Throw in personalities, jealousies, feelings of entitlement, feelings of resentment – just to name a few – and the family dynamic can wreak havoc on a business. And a family.
What’s a Family To Do?
The answers depend on how one views the definition of ‘succession.’ There are several meanings for the term, including the succession of title / power, as in who will take over the managerial responsibilities of running the business; and also succession of the ownership of the business.
In both of these definitions of succession there lies a common thread: planning.
Family-owned businesses can often benefit from an independent outsider who can discuss the business matters objectively and help to facilitate a dialog that addresses all of the complexities.
Lisë says that it is important to work with families to identify all of the issues that might become sensitive or hot button issues in the future. Some of the hot button issues that Lise deals with include:
- Who is able to join the family business?
- How will compensation be determined?
- Who can own shares?
- Who gets to make decisions and how?
- How will the company, and in turn, the family deal with poor performance?
- What happens if someone dies or is unable to do their job? How do we want to treat distributions?
- How much of the profit should be distributed and how much should be re-invested in the company?
- How will new leaders be identified and groomed for success?
- What are the values of the family that we want to both espouse and nurture in our business?

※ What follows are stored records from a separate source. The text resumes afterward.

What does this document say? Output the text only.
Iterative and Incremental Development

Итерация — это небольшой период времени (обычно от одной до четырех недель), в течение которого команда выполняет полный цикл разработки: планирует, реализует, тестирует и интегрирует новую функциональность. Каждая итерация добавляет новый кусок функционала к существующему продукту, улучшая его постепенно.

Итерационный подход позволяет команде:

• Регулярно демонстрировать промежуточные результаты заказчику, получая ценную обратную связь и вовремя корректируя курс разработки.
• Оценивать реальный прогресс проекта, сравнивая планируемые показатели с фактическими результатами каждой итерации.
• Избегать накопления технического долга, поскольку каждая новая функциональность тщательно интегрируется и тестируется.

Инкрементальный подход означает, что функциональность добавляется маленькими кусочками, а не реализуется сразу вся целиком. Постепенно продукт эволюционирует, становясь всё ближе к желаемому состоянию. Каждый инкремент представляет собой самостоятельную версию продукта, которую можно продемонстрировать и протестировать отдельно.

In Lisë’s experience, if a family can speak candidly about these issues and develop agreed-upon practices prior to a problem arising, then they are more likely to be able to work through conflict situations and make decisions based upon knowledge and consensus. Lise has a detailed process to help business owners deal with these, and other issues.
Should I Stay Or Should I Go?
For some family owned businesses, the solution involves selling the business or buying out certain shareholders, but that doesn’t necessarily solve the issues around family dynamics after the sale, especially if everyone isn’t on board with selling.
In some situations, selling the business takes away a major source of disagreements and conflict. However, in many cases, the results from the sale fall well below expectations and family members may blame each other for the outcome.
As Lisë points out: “In many cases, when family conflict has been rife from childhood or family members carry grudges and hurt feelings from situations apart from the business, then selling the business does little to heal old wounds. In fact, the way in which the proceeds of the sale are handled and the subsequent decisions that various family members make regarding their new financial position can just add fuel to the fire.”
Owning or running a business is hard work. Maintaining family relationships can also be hard work. Combine the two and it can be a recipe for the demise of both the business and personal relationships, but it doesn’t need to be that way.
Recognizing and planning for the issues of the management and governance of the family business is key to reducing tensions in the family. If siblings are not able to agree on key decisions or there are not enough (qualified) family members interested in running the business, it is imperative for all generations to acknowledge that as soon as possible.